Universitários, contrários à reforma de Evo, detonaram dinamite e queimaram pneus diante da Assembléia

Afp e Efe, O Estadao de S.Paulo

10 de novembro de 2007 | 00h00

A Assembléia Constituinte, paralisada há 13 semanas, suspendeu ontem a retomada de seus trabalhos por causa de violentos protestos de organizações civis opostas ao governo de Evo Morales. Dezenas de universitários detonaram cartuchos de dinamite e queimaram pneus diante do teatro onde a assembléia se reuniria e agrediram deputados do partido governista Movimento Ao Socialismo (MAS)."Suspendemos os trabalhos por falta de garantias de segurança", afirmou a presidente da Assembléia, Silvia Lazarte, sem dizer quais medidas seriam tomadas.
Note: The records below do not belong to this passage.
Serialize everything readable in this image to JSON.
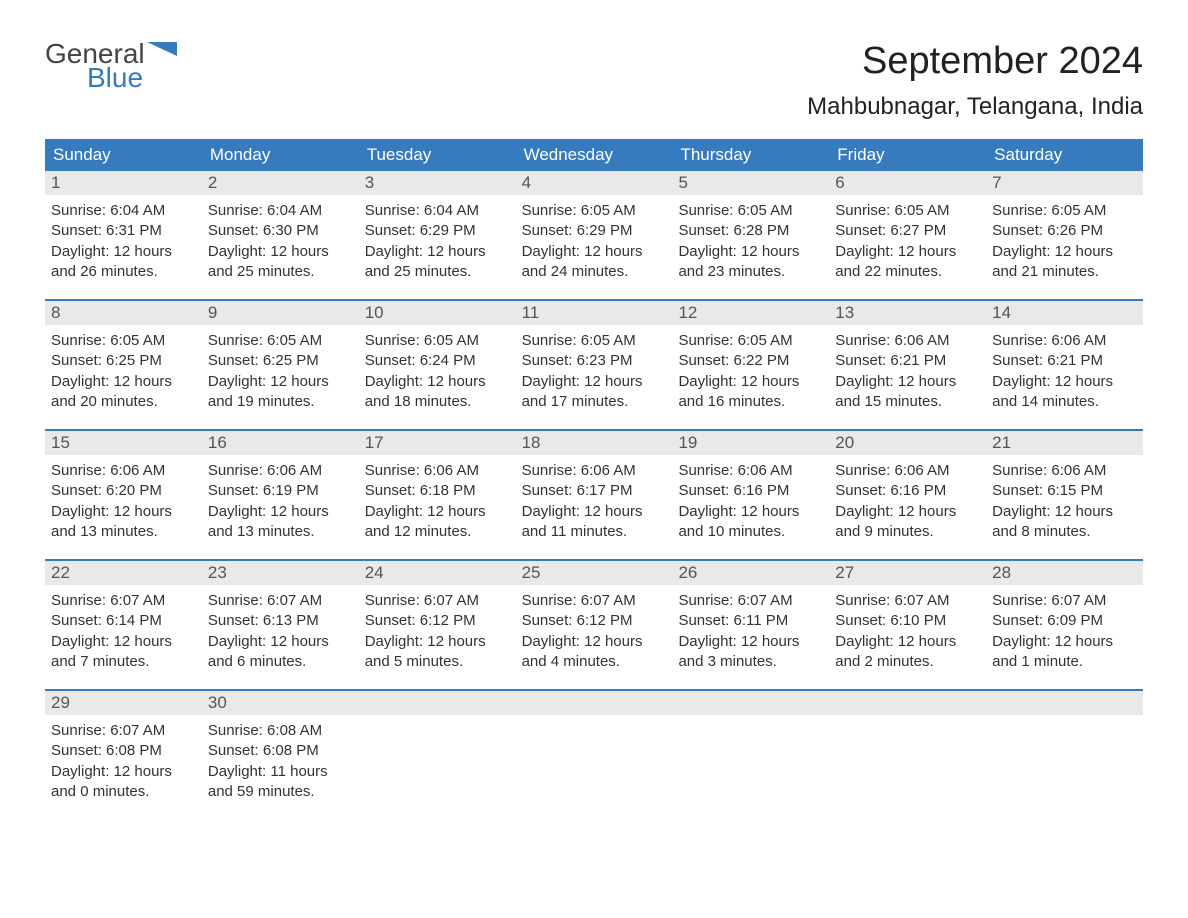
{
  "logo": {
    "text_general": "General",
    "text_blue": "Blue"
  },
  "title": "September 2024",
  "location": "Mahbubnagar, Telangana, India",
  "colors": {
    "header_bg": "#377bbf",
    "header_text": "#ffffff",
    "daynum_bg": "#e9e9e9",
    "week_border": "#377bbf",
    "body_text": "#333333",
    "background": "#ffffff"
  },
  "typography": {
    "title_fontsize": 38,
    "location_fontsize": 24,
    "dayheader_fontsize": 17,
    "daynum_fontsize": 17,
    "body_fontsize": 15
  },
  "day_headers": [
    "Sunday",
    "Monday",
    "Tuesday",
    "Wednesday",
    "Thursday",
    "Friday",
    "Saturday"
  ],
  "weeks": [
    [
      {
        "num": "1",
        "sunrise": "Sunrise: 6:04 AM",
        "sunset": "Sunset: 6:31 PM",
        "daylight": "Daylight: 12 hours and 26 minutes."
      },
      {
        "num": "2",
        "sunrise": "Sunrise: 6:04 AM",
        "sunset": "Sunset: 6:30 PM",
        "daylight": "Daylight: 12 hours and 25 minutes."
      },
      {
        "num": "3",
        "sunrise": "Sunrise: 6:04 AM",
        "sunset": "Sunset: 6:29 PM",
        "daylight": "Daylight: 12 hours and 25 minutes."
      },
      {
        "num": "4",
        "sunrise": "Sunrise: 6:05 AM",
        "sunset": "Sunset: 6:29 PM",
        "daylight": "Daylight: 12 hours and 24 minutes."
      },
      {
        "num": "5",
        "sunrise": "Sunrise: 6:05 AM",
        "sunset": "Sunset: 6:28 PM",
        "daylight": "Daylight: 12 hours and 23 minutes."
      },
      {
        "num": "6",
        "sunrise": "Sunrise: 6:05 AM",
        "sunset": "Sunset: 6:27 PM",
        "daylight": "Daylight: 12 hours and 22 minutes."
      },
      {
        "num": "7",
        "sunrise": "Sunrise: 6:05 AM",
        "sunset": "Sunset: 6:26 PM",
        "daylight": "Daylight: 12 hours and 21 minutes."
      }
    ],
    [
      {
        "num": "8",
        "sunrise": "Sunrise: 6:05 AM",
        "sunset": "Sunset: 6:25 PM",
        "daylight": "Daylight: 12 hours and 20 minutes."
      },
      {
        "num": "9",
        "sunrise": "Sunrise: 6:05 AM",
        "sunset": "Sunset: 6:25 PM",
        "daylight": "Daylight: 12 hours and 19 minutes."
      },
      {
        "num": "10",
        "sunrise": "Sunrise: 6:05 AM",
        "sunset": "Sunset: 6:24 PM",
        "daylight": "Daylight: 12 hours and 18 minutes."
      },
      {
        "num": "11",
        "sunrise": "Sunrise: 6:05 AM",
        "sunset": "Sunset: 6:23 PM",
        "daylight": "Daylight: 12 hours and 17 minutes."
      },
      {
        "num": "12",
        "sunrise": "Sunrise: 6:05 AM",
        "sunset": "Sunset: 6:22 PM",
        "daylight": "Daylight: 12 hours and 16 minutes."
      },
      {
        "num": "13",
        "sunrise": "Sunrise: 6:06 AM",
        "sunset": "Sunset: 6:21 PM",
        "daylight": "Daylight: 12 hours and 15 minutes."
      },
      {
        "num": "14",
        "sunrise": "Sunrise: 6:06 AM",
        "sunset": "Sunset: 6:21 PM",
        "daylight": "Daylight: 12 hours and 14 minutes."
      }
    ],
    [
      {
        "num": "15",
        "sunrise": "Sunrise: 6:06 AM",
        "sunset": "Sunset: 6:20 PM",
        "daylight": "Daylight: 12 hours and 13 minutes."
      },
      {
        "num": "16",
        "sunrise": "Sunrise: 6:06 AM",
        "sunset": "Sunset: 6:19 PM",
        "daylight": "Daylight: 12 hours and 13 minutes."
      },
      {
        "num": "17",
        "sunrise": "Sunrise: 6:06 AM",
        "sunset": "Sunset: 6:18 PM",
        "daylight": "Daylight: 12 hours and 12 minutes."
      },
      {
        "num": "18",
        "sunrise": "Sunrise: 6:06 AM",
        "sunset": "Sunset: 6:17 PM",
        "daylight": "Daylight: 12 hours and 11 minutes."
      },
      {
        "num": "19",
        "sunrise": "Sunrise: 6:06 AM",
        "sunset": "Sunset: 6:16 PM",
        "daylight": "Daylight: 12 hours and 10 minutes."
      },
      {
        "num": "20",
        "sunrise": "Sunrise: 6:06 AM",
        "sunset": "Sunset: 6:16 PM",
        "daylight": "Daylight: 12 hours and 9 minutes."
      },
      {
        "num": "21",
        "sunrise": "Sunrise: 6:06 AM",
        "sunset": "Sunset: 6:15 PM",
        "daylight": "Daylight: 12 hours and 8 minutes."
      }
    ],
    [
      {
        "num": "22",
        "sunrise": "Sunrise: 6:07 AM",
        "sunset": "Sunset: 6:14 PM",
        "daylight": "Daylight: 12 hours and 7 minutes."
      },
      {
        "num": "23",
        "sunrise": "Sunrise: 6:07 AM",
        "sunset": "Sunset: 6:13 PM",
        "daylight": "Daylight: 12 hours and 6 minutes."
      },
      {
        "num": "24",
        "sunrise": "Sunrise: 6:07 AM",
        "sunset": "Sunset: 6:12 PM",
        "daylight": "Daylight: 12 hours and 5 minutes."
      },
      {
        "num": "25",
        "sunrise": "Sunrise: 6:07 AM",
        "sunset": "Sunset: 6:12 PM",
        "daylight": "Daylight: 12 hours and 4 minutes."
      },
      {
        "num": "26",
        "sunrise": "Sunrise: 6:07 AM",
        "sunset": "Sunset: 6:11 PM",
        "daylight": "Daylight: 12 hours and 3 minutes."
      },
      {
        "num": "27",
        "sunrise": "Sunrise: 6:07 AM",
        "sunset": "Sunset: 6:10 PM",
        "daylight": "Daylight: 12 hours and 2 minutes."
      },
      {
        "num": "28",
        "sunrise": "Sunrise: 6:07 AM",
        "sunset": "Sunset: 6:09 PM",
        "daylight": "Daylight: 12 hours and 1 minute."
      }
    ],
    [
      {
        "num": "29",
        "sunrise": "Sunrise: 6:07 AM",
        "sunset": "Sunset: 6:08 PM",
        "daylight": "Daylight: 12 hours and 0 minutes."
      },
      {
        "num": "30",
        "sunrise": "Sunrise: 6:08 AM",
        "sunset": "Sunset: 6:08 PM",
        "daylight": "Daylight: 11 hours and 59 minutes."
      },
      null,
      null,
      null,
      null,
      null
    ]
  ]
}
A deputada governista Peregrina Cusi, disse que sua pernas haviam sido golpeadas. "Me agarraram e me socaram", disse o líder do bloco do MAS, o quíchua Ramón Loayza. "Me deram um chute na cara", lamentou outro deputado governista, Raul Prada, exibindo um ferimento no lábio inferior.Os estudantes, ligados ao direitista comitê cívico de Chuquisaca, cuja capital é Sucre, querem que a Assembléia discuta sua exigência de que as sedes do governo e do Parlamento voltem à cidade de Sucre, onde estavam até 1899, quando foram transferidas a La Paz.Sucre continua sendo a capital oficial do país, mas abriga somente o Poder Judiciário e, temporariamente, a Constituinte - que está à beira do fracasso por causa da disputa. A Assembléia, instalada em agosto de 2006, tem até 14 de dezembro para apresentar a Constituição, mas até agora não aprovou um único artigo.